The European Commission has fined Chinese retail giant Temu €200m for failing to prevent the sale of illegal products on its platform, including those containing hazardous chemicals above EU limits, and breaching the bloc’s Digital Services Act (DSA).

The EU executive’s action is a clear warning to companies operating online marketplaces or selling on them that regulators are willing to impose significant fines when platforms fail to demonstrate robust, evidence-based risk assessments, particularly regarding product safety and hazardous substances. 

Temu has faced scrutiny in recent years for selling non-compliant products, with lingering concern about those that contain hazardous chemicals. As a result, the EU executive launched an investigation into the company in 2024.

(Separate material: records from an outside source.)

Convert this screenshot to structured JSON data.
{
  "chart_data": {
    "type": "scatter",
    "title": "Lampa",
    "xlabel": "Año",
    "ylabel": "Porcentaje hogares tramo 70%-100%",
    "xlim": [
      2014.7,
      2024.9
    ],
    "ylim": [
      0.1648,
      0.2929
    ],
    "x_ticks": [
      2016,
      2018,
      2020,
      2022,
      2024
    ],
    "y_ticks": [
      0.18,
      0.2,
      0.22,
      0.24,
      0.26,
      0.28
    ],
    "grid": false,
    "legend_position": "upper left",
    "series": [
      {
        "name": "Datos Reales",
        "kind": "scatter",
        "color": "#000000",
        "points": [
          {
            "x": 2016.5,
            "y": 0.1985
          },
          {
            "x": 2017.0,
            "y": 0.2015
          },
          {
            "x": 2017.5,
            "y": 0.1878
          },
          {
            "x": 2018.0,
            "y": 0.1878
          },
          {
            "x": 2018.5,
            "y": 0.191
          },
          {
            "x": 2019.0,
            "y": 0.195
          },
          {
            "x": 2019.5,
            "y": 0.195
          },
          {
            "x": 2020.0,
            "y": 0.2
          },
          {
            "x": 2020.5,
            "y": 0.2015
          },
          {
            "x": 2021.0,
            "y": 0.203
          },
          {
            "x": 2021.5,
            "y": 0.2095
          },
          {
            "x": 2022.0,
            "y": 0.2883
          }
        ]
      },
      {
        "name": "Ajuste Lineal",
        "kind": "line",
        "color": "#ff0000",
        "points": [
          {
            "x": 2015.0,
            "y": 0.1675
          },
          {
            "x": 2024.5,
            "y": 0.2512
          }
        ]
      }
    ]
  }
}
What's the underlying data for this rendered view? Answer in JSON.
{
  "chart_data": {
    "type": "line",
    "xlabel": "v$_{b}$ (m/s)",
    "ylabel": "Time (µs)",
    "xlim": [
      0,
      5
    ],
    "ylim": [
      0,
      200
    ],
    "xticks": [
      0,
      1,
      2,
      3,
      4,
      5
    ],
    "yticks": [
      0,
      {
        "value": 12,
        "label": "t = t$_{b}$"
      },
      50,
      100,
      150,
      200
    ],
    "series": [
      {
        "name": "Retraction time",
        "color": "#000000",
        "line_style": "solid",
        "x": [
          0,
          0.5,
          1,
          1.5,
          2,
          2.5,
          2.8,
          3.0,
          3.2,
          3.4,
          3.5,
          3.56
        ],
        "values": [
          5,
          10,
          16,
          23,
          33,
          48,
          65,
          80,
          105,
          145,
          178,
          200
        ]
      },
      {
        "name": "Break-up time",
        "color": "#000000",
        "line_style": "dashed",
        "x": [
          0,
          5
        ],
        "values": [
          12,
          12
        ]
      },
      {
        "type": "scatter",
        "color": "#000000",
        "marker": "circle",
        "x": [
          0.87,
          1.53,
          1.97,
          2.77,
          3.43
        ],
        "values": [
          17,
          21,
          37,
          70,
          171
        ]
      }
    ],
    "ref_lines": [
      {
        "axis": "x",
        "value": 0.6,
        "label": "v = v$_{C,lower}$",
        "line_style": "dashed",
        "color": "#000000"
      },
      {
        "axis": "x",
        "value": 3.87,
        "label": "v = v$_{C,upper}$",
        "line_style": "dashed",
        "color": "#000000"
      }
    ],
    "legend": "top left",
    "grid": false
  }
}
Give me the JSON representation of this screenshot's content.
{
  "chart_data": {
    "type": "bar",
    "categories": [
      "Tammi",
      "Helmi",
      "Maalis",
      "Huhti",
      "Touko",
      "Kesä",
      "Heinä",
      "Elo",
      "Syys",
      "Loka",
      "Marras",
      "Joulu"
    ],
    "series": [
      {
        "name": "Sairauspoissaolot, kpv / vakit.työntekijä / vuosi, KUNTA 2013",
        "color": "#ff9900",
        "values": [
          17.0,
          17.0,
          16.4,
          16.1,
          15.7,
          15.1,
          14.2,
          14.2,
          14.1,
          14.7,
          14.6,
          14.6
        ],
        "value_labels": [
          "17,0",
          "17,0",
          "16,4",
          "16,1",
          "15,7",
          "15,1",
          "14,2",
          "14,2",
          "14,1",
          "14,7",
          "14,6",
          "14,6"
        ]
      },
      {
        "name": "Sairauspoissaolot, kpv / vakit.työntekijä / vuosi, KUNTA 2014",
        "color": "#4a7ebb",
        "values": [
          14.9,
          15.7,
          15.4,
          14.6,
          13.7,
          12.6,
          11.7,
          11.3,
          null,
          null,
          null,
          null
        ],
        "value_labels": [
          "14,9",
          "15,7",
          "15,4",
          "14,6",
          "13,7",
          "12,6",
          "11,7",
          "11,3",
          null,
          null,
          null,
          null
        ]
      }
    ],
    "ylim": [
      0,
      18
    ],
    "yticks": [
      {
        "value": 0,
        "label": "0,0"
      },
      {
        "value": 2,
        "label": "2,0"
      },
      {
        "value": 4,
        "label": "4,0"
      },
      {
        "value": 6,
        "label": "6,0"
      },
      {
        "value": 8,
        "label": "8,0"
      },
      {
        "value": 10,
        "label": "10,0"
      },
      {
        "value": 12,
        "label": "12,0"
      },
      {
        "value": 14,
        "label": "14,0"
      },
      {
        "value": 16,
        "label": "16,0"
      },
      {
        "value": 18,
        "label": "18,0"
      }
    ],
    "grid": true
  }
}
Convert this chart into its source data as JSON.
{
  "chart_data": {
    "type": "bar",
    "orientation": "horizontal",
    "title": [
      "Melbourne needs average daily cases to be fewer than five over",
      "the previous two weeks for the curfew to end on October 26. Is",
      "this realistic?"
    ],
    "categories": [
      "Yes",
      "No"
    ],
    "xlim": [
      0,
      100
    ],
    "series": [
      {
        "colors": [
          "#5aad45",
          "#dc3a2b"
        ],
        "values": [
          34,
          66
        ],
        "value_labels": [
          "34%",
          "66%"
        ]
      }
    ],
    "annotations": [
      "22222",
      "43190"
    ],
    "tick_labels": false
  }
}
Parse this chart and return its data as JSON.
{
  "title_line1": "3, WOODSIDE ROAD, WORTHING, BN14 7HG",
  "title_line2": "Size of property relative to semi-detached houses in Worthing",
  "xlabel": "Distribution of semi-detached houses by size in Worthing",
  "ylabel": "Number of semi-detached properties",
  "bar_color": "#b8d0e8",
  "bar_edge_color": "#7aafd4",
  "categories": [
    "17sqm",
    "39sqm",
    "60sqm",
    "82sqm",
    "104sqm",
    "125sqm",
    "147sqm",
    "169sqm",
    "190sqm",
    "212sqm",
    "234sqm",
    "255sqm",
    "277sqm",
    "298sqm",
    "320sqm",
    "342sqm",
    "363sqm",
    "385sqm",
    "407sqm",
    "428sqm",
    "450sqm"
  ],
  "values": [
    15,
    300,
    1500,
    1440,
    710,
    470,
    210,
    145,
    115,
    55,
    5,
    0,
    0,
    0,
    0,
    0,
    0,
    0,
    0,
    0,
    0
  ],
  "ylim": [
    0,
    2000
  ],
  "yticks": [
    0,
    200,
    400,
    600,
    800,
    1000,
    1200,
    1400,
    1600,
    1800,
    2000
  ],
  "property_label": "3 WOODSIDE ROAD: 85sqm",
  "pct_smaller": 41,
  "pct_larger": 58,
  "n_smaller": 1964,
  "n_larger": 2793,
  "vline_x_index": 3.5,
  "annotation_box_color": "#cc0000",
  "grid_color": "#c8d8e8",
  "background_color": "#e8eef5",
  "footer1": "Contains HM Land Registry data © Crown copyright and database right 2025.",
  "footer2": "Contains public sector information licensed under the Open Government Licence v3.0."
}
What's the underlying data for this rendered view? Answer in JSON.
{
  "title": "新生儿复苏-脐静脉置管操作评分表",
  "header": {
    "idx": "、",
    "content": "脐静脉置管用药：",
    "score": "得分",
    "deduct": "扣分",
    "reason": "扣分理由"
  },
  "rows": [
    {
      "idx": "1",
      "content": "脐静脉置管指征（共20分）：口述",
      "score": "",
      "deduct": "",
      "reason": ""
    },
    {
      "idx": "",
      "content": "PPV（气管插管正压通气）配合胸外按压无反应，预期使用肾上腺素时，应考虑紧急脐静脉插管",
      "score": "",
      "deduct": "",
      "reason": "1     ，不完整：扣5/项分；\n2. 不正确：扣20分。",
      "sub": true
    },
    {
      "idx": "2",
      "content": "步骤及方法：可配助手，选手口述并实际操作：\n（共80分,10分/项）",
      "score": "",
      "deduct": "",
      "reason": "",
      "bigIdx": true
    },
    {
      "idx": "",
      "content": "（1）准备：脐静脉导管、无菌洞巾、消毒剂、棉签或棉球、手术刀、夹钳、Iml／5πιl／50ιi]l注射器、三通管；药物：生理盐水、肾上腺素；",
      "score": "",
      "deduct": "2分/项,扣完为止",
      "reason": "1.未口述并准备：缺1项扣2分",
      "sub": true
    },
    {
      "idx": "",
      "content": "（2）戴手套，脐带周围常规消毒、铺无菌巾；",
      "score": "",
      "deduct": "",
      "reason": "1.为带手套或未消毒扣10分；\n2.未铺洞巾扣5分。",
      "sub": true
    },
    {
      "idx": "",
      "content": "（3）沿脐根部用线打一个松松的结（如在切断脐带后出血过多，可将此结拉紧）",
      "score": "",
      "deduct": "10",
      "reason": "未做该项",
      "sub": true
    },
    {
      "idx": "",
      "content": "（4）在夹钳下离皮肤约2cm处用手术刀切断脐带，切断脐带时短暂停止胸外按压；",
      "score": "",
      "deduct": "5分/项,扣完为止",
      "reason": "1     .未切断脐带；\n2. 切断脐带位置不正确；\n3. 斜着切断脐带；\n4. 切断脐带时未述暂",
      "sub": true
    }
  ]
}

In a 28 May statement, the Commission said Temu’s risk assessment fell short of DSA standards, citing its failure to rely on platform-specific evidence, including public reports and testing.

It also found the company underestimated how frequently EU consumers encounter illegal products, including those exceeding chemical safety thresholds, and did not assess how its platform design could amplify such risks.

"Temu’s risk assessment underestimates concrete risks, lacks specificity, is not grounded in solid evidence and is not comprehensive," said Henna Virkkunen, the Commission’s executive vice president responsible for tech sovereignty, security and democracy.

Temu told Chemical Watch News & Insight that the Commission’s decision related to its first DSA assessment in 2024 and does not reflect the current state of its systems.

"Temu engaged constructively with the Commission throughout the process and has since taken further steps to strengthen risk assessment, platform governance and user protection," it said.

However, the company said it disagreed with the EU executive’s decision and considered the fine to be disproportionate. "We are reviewing the decision carefully and considering all available options," it said.